When Politics met the Jamaican Health Care System

This is my final article for the month of October, thank you for reading and I will see you in December!

Once again the Jamaican government proves to us that our country does not have industries but sectors. Having sectors are fine but certain areas that impact the public directly ought to feature constant updates, diversification and sustainable capital. The sector I speak of is Health. For years there have been multiple audits, published and unpublished, criticism and outcries from all areas of society regarding the debilitating and archaic infrastructure as well matters relating to training and sanitation in our Regional Hospitals and clinics. The recent scandals of dead babies from infections at major hospitals has only added fuel to the fire. Scarier still is that after doing a little research you realise that no amount of money or haphazard hiring is going to change much because the Jamaican health sector needs a complete refresh.

Money Management

With most equipment and materials that are being used in hospitals imported and the fact that the Jamaican dollar is in free fall, there will always be less money provided by the annual National Budget than what The Ministry of Health (MOH) needs to be great. However, my concern relates to the mismanagement of funds that I am reading about. In an article published by The Gleaner the columnist, a medical officer based at the South East Regional Health Authority, stated that, “It has long been suspected that funding for [hospital] projects may be available. However, slow turnaround in implementation has resulted in the stalling of projects and funding being redirected in some cases.” This slow turn around or stalling occurs because of inefficient promotions and lacklustre communication within the system as well the issue of who dictates expenditure.

Former president of the Jamaica Medical Doctors’ Association (JMDA), Dr. Alfred Dawes, loves to blame the plodding sector on a highly politicised bureaucracy. At the Private Sector Organization of Jamaica (PSOJ) President’s Forum in November 2015, Dawes said:

I acknowledge that we cannot separate politics from healthcare in Jamaica. We all know that there are appointments to public office and promotions based on political affiliations rather than merit. This has led to a governance issue in the MOH where decision makers and those who implement policies are not necessarily the best at what they do. Nor do they put the interest of the country above that of their party.
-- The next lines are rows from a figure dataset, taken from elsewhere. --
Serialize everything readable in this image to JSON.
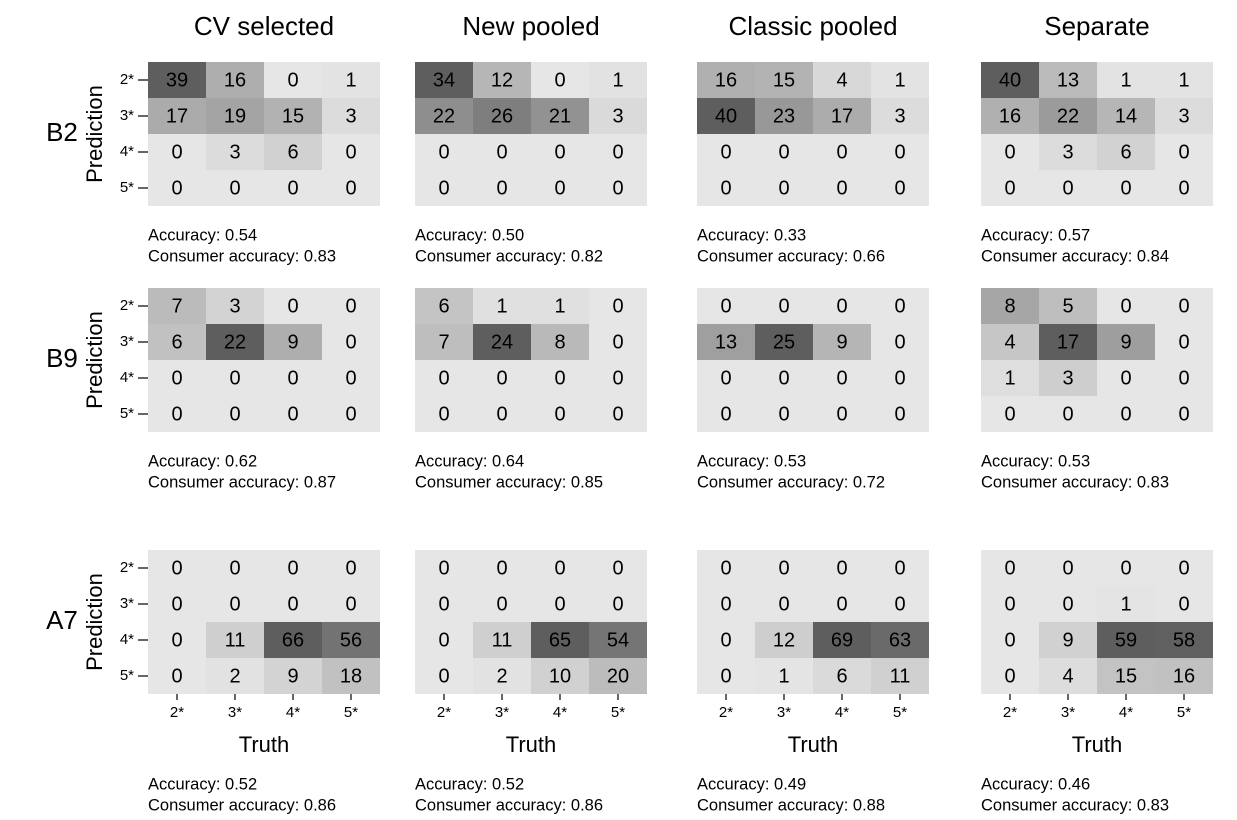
{
  "chart_data": [
    {
      "type": "heatmap",
      "title": "CV selected",
      "row_label": "B2",
      "ylabel": "Prediction",
      "y_categories": [
        "2*",
        "3*",
        "4*",
        "5*"
      ],
      "values": [
        [
          39,
          16,
          0,
          1
        ],
        [
          17,
          19,
          15,
          3
        ],
        [
          0,
          3,
          6,
          0
        ],
        [
          0,
          0,
          0,
          0
        ]
      ],
      "low_color": "#e6e6e6",
      "high_color": "#5e5e5e",
      "annotations": [
        "Accuracy: 0.54",
        "Consumer accuracy: 0.83"
      ]
    },
    {
      "type": "heatmap",
      "title": "New pooled",
      "values": [
        [
          34,
          12,
          0,
          1
        ],
        [
          22,
          26,
          21,
          3
        ],
        [
          0,
          0,
          0,
          0
        ],
        [
          0,
          0,
          0,
          0
        ]
      ],
      "low_color": "#e6e6e6",
      "high_color": "#5e5e5e",
      "annotations": [
        "Accuracy: 0.50",
        "Consumer accuracy: 0.82"
      ]
    },
    {
      "type": "heatmap",
      "title": "Classic pooled",
      "values": [
        [
          16,
          15,
          4,
          1
        ],
        [
          40,
          23,
          17,
          3
        ],
        [
          0,
          0,
          0,
          0
        ],
        [
          0,
          0,
          0,
          0
        ]
      ],
      "low_color": "#e6e6e6",
      "high_color": "#5e5e5e",
      "annotations": [
        "Accuracy: 0.33",
        "Consumer accuracy: 0.66"
      ]
    },
    {
      "type": "heatmap",
      "title": "Separate",
      "values": [
        [
          40,
          13,
          1,
          1
        ],
        [
          16,
          22,
          14,
          3
        ],
        [
          0,
          3,
          6,
          0
        ],
        [
          0,
          0,
          0,
          0
        ]
      ],
      "low_color": "#e6e6e6",
      "high_color": "#5e5e5e",
      "annotations": [
        "Accuracy: 0.57",
        "Consumer accuracy: 0.84"
      ]
    },
    {
      "type": "heatmap",
      "row_label": "B9",
      "ylabel": "Prediction",
      "y_categories": [
        "2*",
        "3*",
        "4*",
        "5*"
      ],
      "values": [
        [
          7,
          3,
          0,
          0
        ],
        [
          6,
          22,
          9,
          0
        ],
        [
          0,
          0,
          0,
          0
        ],
        [
          0,
          0,
          0,
          0
        ]
      ],
      "low_color": "#e6e6e6",
      "high_color": "#5e5e5e",
      "annotations": [
        "Accuracy: 0.62",
        "Consumer accuracy: 0.87"
      ]
    },
    {
      "type": "heatmap",
      "values": [
        [
          6,
          1,
          1,
          0
        ],
        [
          7,
          24,
          8,
          0
        ],
        [
          0,
          0,
          0,
          0
        ],
        [
          0,
          0,
          0,
          0
        ]
      ],
      "low_color": "#e6e6e6",
      "high_color": "#5e5e5e",
      "annotations": [
        "Accuracy: 0.64",
        "Consumer accuracy: 0.85"
      ]
    },
    {
      "type": "heatmap",
      "values": [
        [
          0,
          0,
          0,
          0
        ],
        [
          13,
          25,
          9,
          0
        ],
        [
          0,
          0,
          0,
          0
        ],
        [
          0,
          0,
          0,
          0
        ]
      ],
      "low_color": "#e6e6e6",
      "high_color": "#5e5e5e",
      "annotations": [
        "Accuracy: 0.53",
        "Consumer accuracy: 0.72"
      ]
    },
    {
      "type": "heatmap",
      "values": [
        [
          8,
          5,
          0,
          0
        ],
        [
          4,
          17,
          9,
          0
        ],
        [
          1,
          3,
          0,
          0
        ],
        [
          0,
          0,
          0,
          0
        ]
      ],
      "low_color": "#e6e6e6",
      "high_color": "#5e5e5e",
      "annotations": [
        "Accuracy: 0.53",
        "Consumer accuracy: 0.83"
      ]
    },
    {
      "type": "heatmap",
      "row_label": "A7",
      "ylabel": "Prediction",
      "xlabel": "Truth",
      "y_categories": [
        "2*",
        "3*",
        "4*",
        "5*"
      ],
      "x_categories": [
        "2*",
        "3*",
        "4*",
        "5*"
      ],
      "values": [
        [
          0,
          0,
          0,
          0
        ],
        [
          0,
          0,
          0,
          0
        ],
        [
          0,
          11,
          66,
          56
        ],
        [
          0,
          2,
          9,
          18
        ]
      ],
      "low_color": "#e6e6e6",
      "high_color": "#5e5e5e",
      "annotations": [
        "Accuracy: 0.52",
        "Consumer accuracy: 0.86"
      ]
    },
    {
      "type": "heatmap",
      "xlabel": "Truth",
      "x_categories": [
        "2*",
        "3*",
        "4*",
        "5*"
      ],
      "values": [
        [
          0,
          0,
          0,
          0
        ],
        [
          0,
          0,
          0,
          0
        ],
        [
          0,
          11,
          65,
          54
        ],
        [
          0,
          2,
          10,
          20
        ]
      ],
      "low_color": "#e6e6e6",
      "high_color": "#5e5e5e",
      "annotations": [
        "Accuracy: 0.52",
        "Consumer accuracy: 0.86"
      ]
    },
    {
      "type": "heatmap",
      "xlabel": "Truth",
      "x_categories": [
        "2*",
        "3*",
        "4*",
        "5*"
      ],
      "values": [
        [
          0,
          0,
          0,
          0
        ],
        [
          0,
          0,
          0,
          0
        ],
        [
          0,
          12,
          69,
          63
        ],
        [
          0,
          1,
          6,
          11
        ]
      ],
      "low_color": "#e6e6e6",
      "high_color": "#5e5e5e",
      "annotations": [
        "Accuracy: 0.49",
        "Consumer accuracy: 0.88"
      ]
    },
    {
      "type": "heatmap",
      "xlabel": "Truth",
      "x_categories": [
        "2*",
        "3*",
        "4*",
        "5*"
      ],
      "values": [
        [
          0,
          0,
          0,
          0
        ],
        [
          0,
          0,
          1,
          0
        ],
        [
          0,
          9,
          59,
          58
        ],
        [
          0,
          4,
          15,
          16
        ]
      ],
      "low_color": "#e6e6e6",
      "high_color": "#5e5e5e",
      "annotations": [
        "Accuracy: 0.46",
        "Consumer accuracy: 0.83"
      ]
    }
  ]
}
Additionally, in the latest published Clinical Audit Report of hospitals and major health centres done in 2015 The Jamaica Observer sighted that there was lack of evidence of consistent general staff meetings,- which is needed to promote teamwork- also that many employees were found to be unfamiliar with The Client Complaint mechanism which ensures that there is a fair process for handling complaints that may arise from the work and that orientation for new and transfer employers was not formalized. There is obviously a problem with communication here.

Greater Decentralisation

The way the system works now is that from the local clinical level upward, chief technical staff and chief medical officers report to a hospital’s CEO. Each hospital does not have a board to deal with issues internally so the CEO reports to the board on one of the four semi-autonomous Regional Health Authorities (RHA) on the island. Each RHA then reports directly to the Ministry of Health. With information passing through so many hands do you see how important problems at local hospitals could become shortchanged when they get to the head? In my mind I imagine it to be a bad game of Chinese Telephone.

To make matter worse the chief medical officer at each hospital, instead of reporting directly to the Minister of Health unloads issues of public health to the chief accounting officer or permanent secretary. These are the people who handle money, they do not handle people or as The Gleaner columnist puts it, “…technical or clinical decisions are ultimately decided on by administrators who may or may not have technical knowledge or competence in health.”

As stated before, this has been going on for years. So, I begin to wonder why there aren’t widespread strikes and callouts when I came accross the Official Secrets Act.  The Official Secrets Act of 1911 prohibits public servants from revealing certain information which would affect areas such as national security (in other words any information you learn is a secret) and even though  in 2011 then Prime Minister  Bruce Golding aimed to disband the act saying that, “This [act] has no place if next year we’re going to be celebrating 50 years of independence…” Surprise, surprise, it still stands today. And don’t say, oh but there is The Whistleblower Act (a bill is aimed at protecting workers who blow the cover on wrongdoing in organisations) because victimisation of informers in this country is rife, so let us not even discuss that.

Everyone knows that the happiest most productive countries often have a moderate to excellent health system- it is common sense- so I ask, why can’t we shed this barbaric alignment between state and health? Why is effective communication so hard to do and how many more years is this going to go on for?

Vision 2030 is fast approaching and I can’t say that I have seen any significant improvements in the health sector for the longest time, somebody tell me I’m wrong. In all honesty the whole thing just blows my mind.